Lucia hatte herausbekommen das Helena bereits seit zwei Jahren hinter dem jungen Mann her war, doch dieser bis jetzt kein Interesse an ihr gezeigt hatte.
Doch milderte die Tatsache, dass sie schlussendlich doch mit Tom Riddle zu dem Essen gehen würde, anstatt mit Abraxas Malfoy, ihre Freude.
Seit ihrer Absage war Abraxas' Verhalten ihr gegenüber kühler geworden. Er lächelte sie nicht mehr an und grüßte auch nur noch nebenbei.
Ein Seufzen kroch über Lucias Lippen, das jedoch keiner hörte.
Lucia hörte das aufgeregte Flattern von Flügeln und richtete ihren Blick nach oben. Die Eulen strömten durch die Fenster herein und steuerten ihre Besitzer oder Empfänger ihrer Post an.

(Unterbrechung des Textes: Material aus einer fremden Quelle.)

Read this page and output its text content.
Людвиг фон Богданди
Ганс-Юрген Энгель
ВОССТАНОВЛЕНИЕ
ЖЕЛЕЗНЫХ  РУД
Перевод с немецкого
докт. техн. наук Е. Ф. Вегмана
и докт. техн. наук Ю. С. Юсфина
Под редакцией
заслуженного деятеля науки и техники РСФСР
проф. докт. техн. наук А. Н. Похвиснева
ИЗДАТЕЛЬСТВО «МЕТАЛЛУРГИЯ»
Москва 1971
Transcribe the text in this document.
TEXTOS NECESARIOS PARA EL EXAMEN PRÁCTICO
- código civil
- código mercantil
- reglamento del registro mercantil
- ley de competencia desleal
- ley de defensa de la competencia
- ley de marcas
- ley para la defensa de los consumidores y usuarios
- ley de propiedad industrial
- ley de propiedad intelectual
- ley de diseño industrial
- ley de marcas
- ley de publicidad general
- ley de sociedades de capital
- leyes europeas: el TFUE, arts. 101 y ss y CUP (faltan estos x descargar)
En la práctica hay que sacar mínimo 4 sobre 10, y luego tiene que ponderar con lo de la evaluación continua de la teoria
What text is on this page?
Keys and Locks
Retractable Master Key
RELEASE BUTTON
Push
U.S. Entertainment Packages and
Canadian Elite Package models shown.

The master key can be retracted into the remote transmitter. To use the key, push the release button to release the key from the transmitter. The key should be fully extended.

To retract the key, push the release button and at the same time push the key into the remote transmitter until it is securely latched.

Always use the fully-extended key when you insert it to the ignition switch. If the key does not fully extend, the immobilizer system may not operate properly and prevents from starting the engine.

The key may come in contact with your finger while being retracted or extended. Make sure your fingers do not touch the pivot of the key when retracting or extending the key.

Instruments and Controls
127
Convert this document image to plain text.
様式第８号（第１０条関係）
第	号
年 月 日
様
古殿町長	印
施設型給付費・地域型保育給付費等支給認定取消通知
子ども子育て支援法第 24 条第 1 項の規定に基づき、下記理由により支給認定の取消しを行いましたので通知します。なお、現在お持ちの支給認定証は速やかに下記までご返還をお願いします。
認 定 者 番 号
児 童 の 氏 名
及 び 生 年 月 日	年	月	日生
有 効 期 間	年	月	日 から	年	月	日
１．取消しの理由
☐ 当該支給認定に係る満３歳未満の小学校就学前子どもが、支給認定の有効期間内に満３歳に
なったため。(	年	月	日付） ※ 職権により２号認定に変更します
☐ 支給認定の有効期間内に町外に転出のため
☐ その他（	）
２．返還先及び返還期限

Lucia sah aus ihrem Augenwinkel, wie gleich zwei Eulen sie ansteuerten. Ein großer grauer Waldkauz landete anmutig neben ihr auf der Bank doch die klein geratene weiße Schleiereule landete tollpatschig direkt auf ihrem Toast.
Lucia musste grinsen.
„Hey, du bist wohl etwas vom Kurs abgekommen was?", fragte sie die kleine Eule und half ihr sich von der Marmelade zu befreien. Der Blick der Eule verfing sich in ihren Augen und Lucia bemerkte wie intelligent diese wirkten.
„Würdest du niemanden gehören, würde ich dich behalten.", flüsterte Lucia lächelnd und nahm dann das kleine Paket ab, das die Eule mitgebracht hatte.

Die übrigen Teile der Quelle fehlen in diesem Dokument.